Advanced Analytics vs. Flexible Platforms

Both projects are key players in the Canadian Society for Digital Humanities (CSDH) – a national organization that brings together scholars using digital tools to study culture and literature. Through CSDH, these projects share their findings and tools with researchers across Canada.

NovelTM developed some really clever meta novel analysis tools. Andrew Giller helped build systems that could track how books spread between cultures. At their text analytics conference, they showed how these tools could map genres and study translations.

CWRC’s platform is different – it’s built for everyone. Catherine Lalonde Le Devoir covered how they’re making Canadian writing accessible to more people. They’re even upgrading to this new system called LEAF-VRE.

data mining

Working Together

NovelTM follows what Franco Moretti The Novel suggested – using computers to find patterns in literature. Their team meetings were like focused research labs.

CWRC builds these long-term partnerships. They work with libraries, universities, and cultural groups across Canada, hosting workshops that teach new research methods.

Target Audience: Who Benefits the Most?

NovelTM really speaks to scholars studying text mining issues. Their work helps:

  • Researchers analyzing novel patterns
  • Students learning digital methods
  • People tracking how books spread globally

CWRC casts a wider net. They help:

  • Writers documenting Canadian stories
  • Students exploring literature
  • Community groups preserving history
  • Anyone interested in Canadian culture

Making Room for Different Voices

NovelTM stayed focused but made sure to include diverse perspectives. At their text analytics conference, they looked at things like how race and gender show up in novels.

CWRC goes all out for inclusion:

  • Supports Indigenous writing
  • Preserves women’s stories
  • Documents LGBTQ+ experiences
  • Helps local communities tell their histories
  • Makes Canadian writing available to everyone

Different Styles, Same Goals

NovelTM took the deep dive approach. They used serious computing power to analyze thousands of novels. Their team members like Richard Jean So published groundbreaking research in the Journal of Data Mining and Digital Humanities.

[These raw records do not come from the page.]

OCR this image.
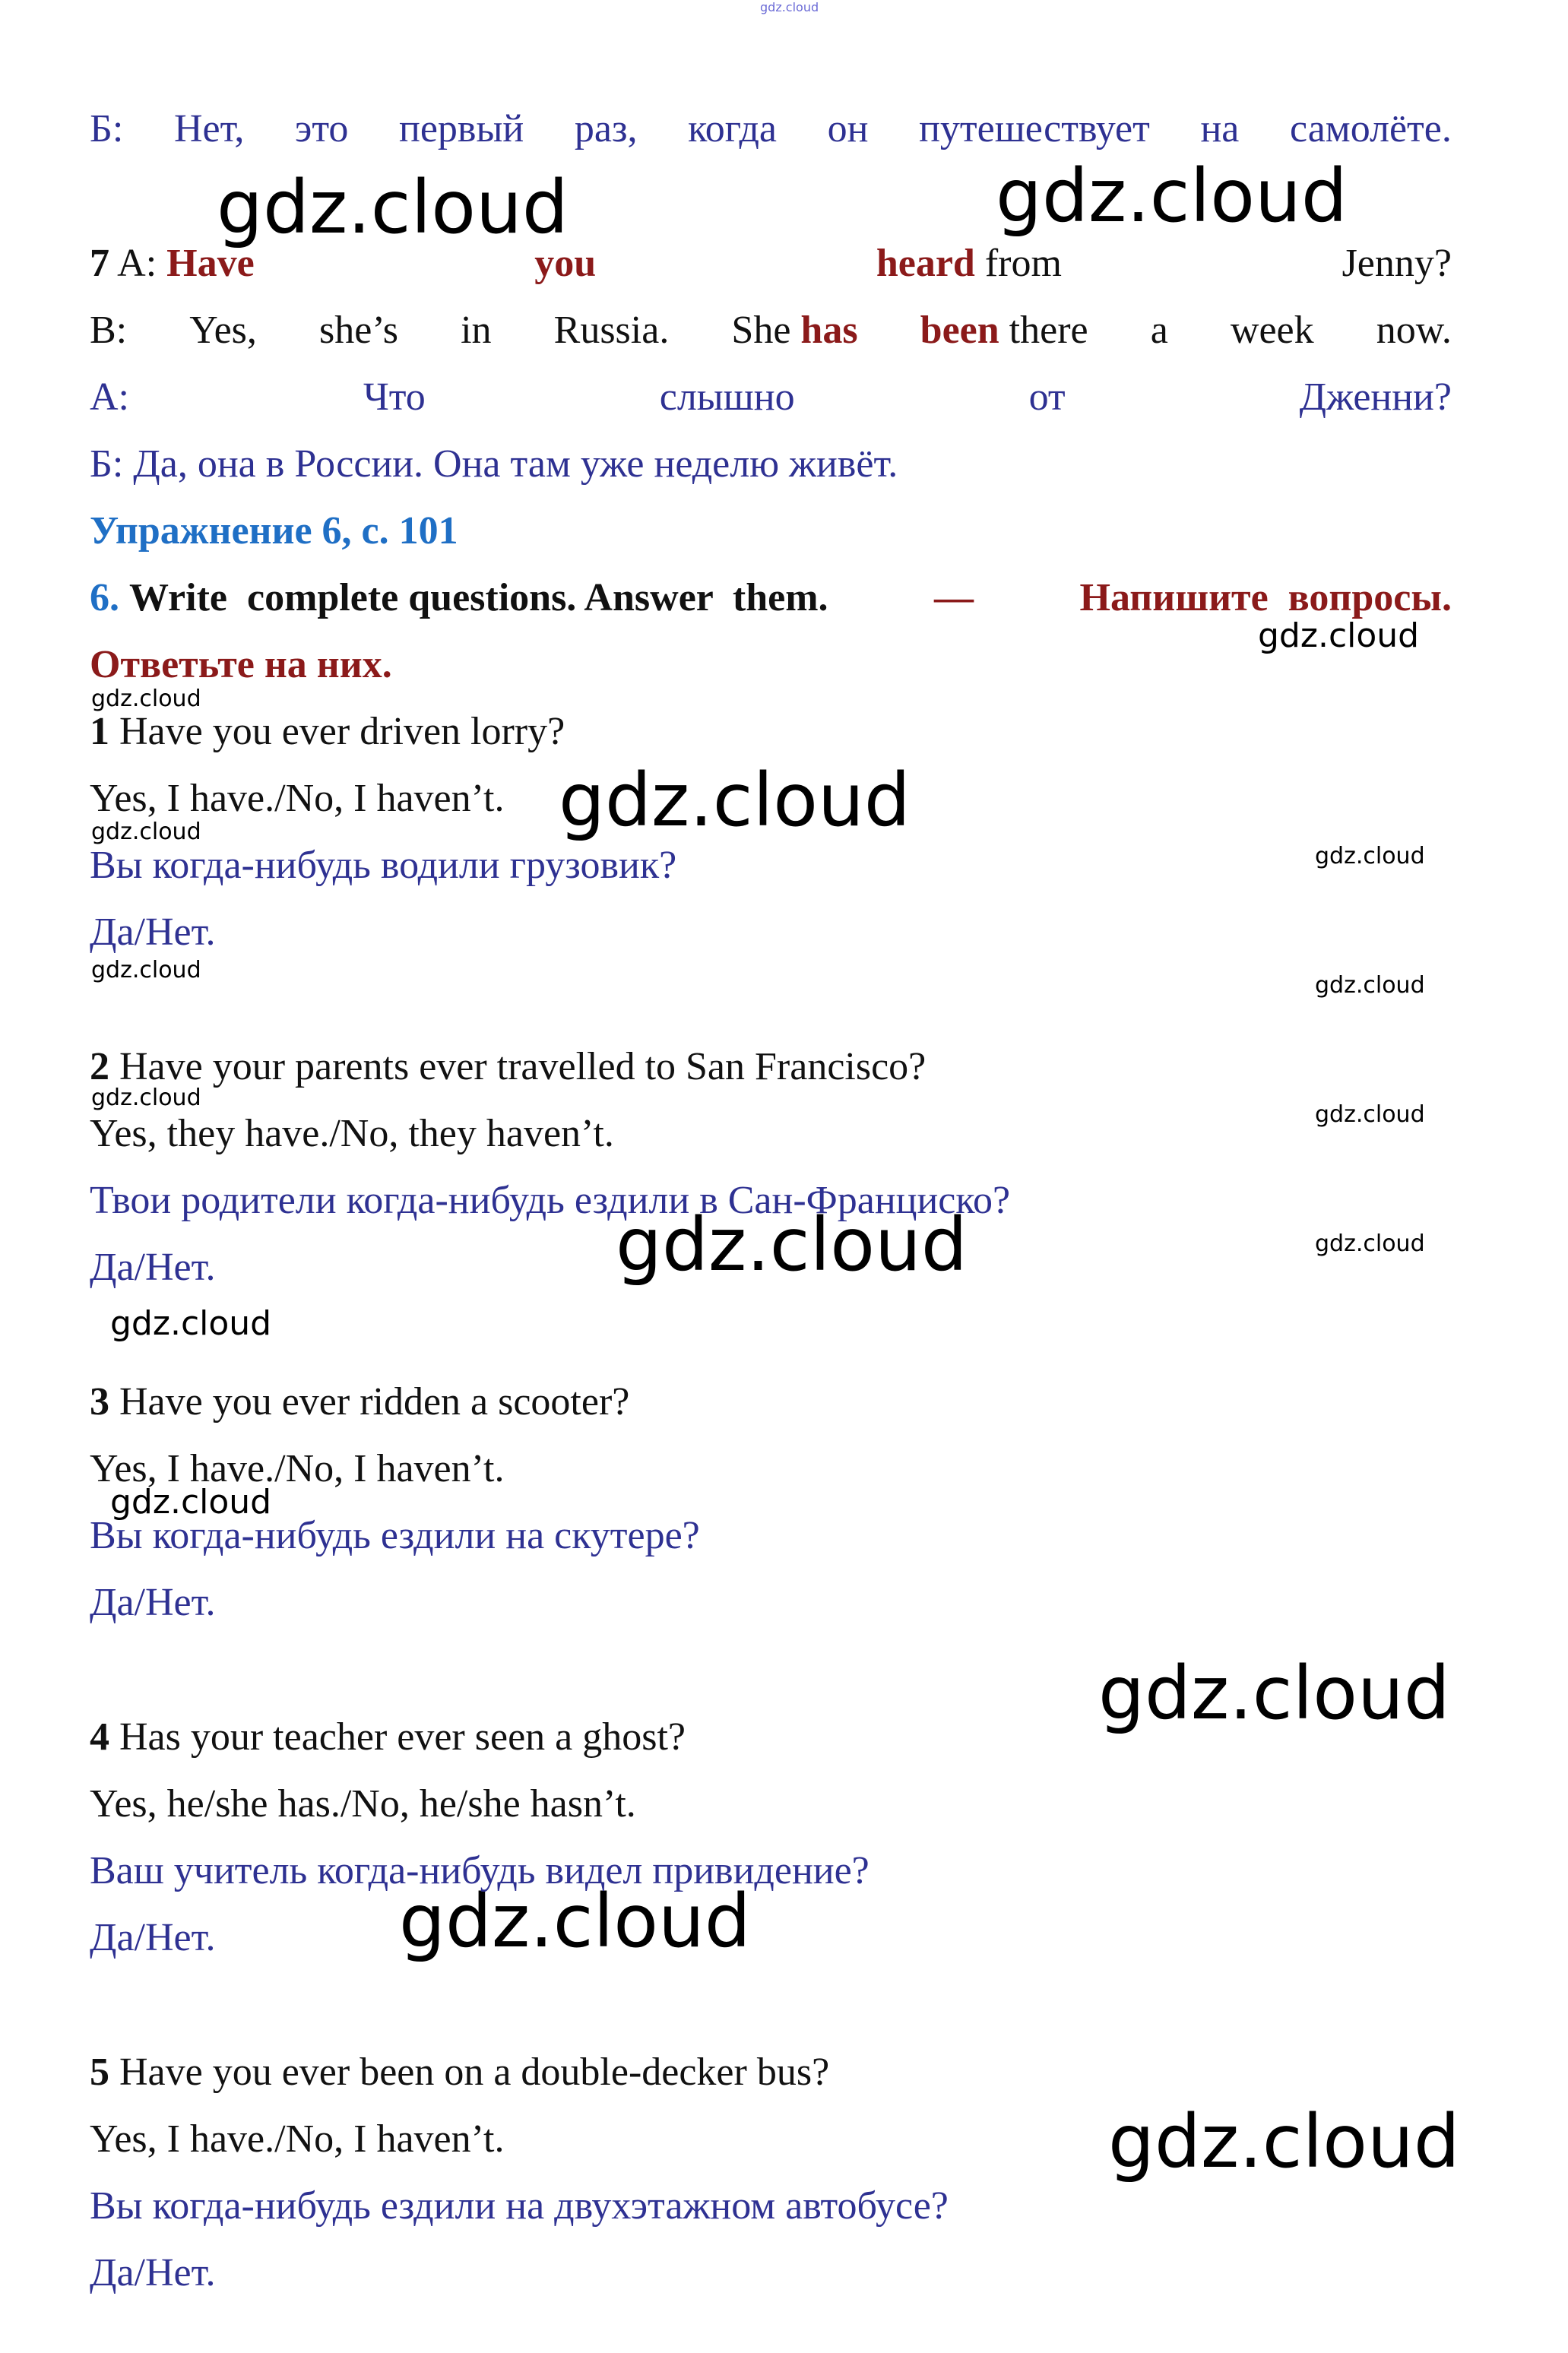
gdz.cloud
gdz.cloud	gdz.cloud
gdz.cloud
gdz.cloud
gdz.cloud
gdz.cloud
gdz.cloud
gdz.cloud
gdz.cloud
gdz.cloud
gdz.cloud
gdz.cloud	gdz.cloud
gdz.cloud
gdz.cloud
gdz.cloud
gdz.cloud
gdz.cloud
Б: Нет, это первый раз, когда он путешествует на самолёте.
7 A: Have	you	heard from	Jenny?
B: Yes, she’s in Russia. She has been there a week now.
А:	Что	слышно	от	Дженни?
Б: Да, она в России. Она там уже неделю живёт.
Упражнение 6, с. 101
6. Write  complete questions. Answer  them.	—	Напишите  вопросы.
Ответьте на них.
1 Have you ever driven lorry?
Yes, I have./No, I haven’t.
Вы когда-нибудь водили грузовик?
Да/Нет.
2 Have your parents ever travelled to San Francisco?
Yes, they have./No, they haven’t.
Твои родители когда-нибудь ездили в Сан-Франциско?
Да/Нет.
3 Have you ever ridden a scooter?
Yes, I have./No, I haven’t.
Вы когда-нибудь ездили на скутере?
Да/Нет.
4 Has your teacher ever seen a ghost?
Yes, he/she has./No, he/she hasn’t.
Ваш учитель когда-нибудь видел привидение?
Да/Нет.
5 Have you ever been on a double-decker bus?
Yes, I have./No, I haven’t.
Вы когда-нибудь ездили на двухэтажном автобусе?
Да/Нет.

CWRC built bridges. They connected libraries, universities, and cultural groups. When Catherine Lalonde Le Devoir wrote about them, she highlighted how they’re making Canadian literature more accessible.

The Big Picture

Both projects show what’s possible when the Canadian Society for Digital Humanities thinks big. NovelTM proved that computational analysis can reveal new things about novels. CWRC showed how digital tools can preserve and share our cultural heritage.

They’re different but complementary approaches. NovelTM digs deep into specific text mining issues, while CWRC creates space for all kinds of Canadian writing. Together, they’re helping build a richer understanding of our literary world.

Whether you’re a researcher using Text Analysis with R for Students of Literature or just someone who loves Canadian books, these projects are making it easier to explore and understand our stories. They’re proof that digital humanities can be both super smart and really accessible.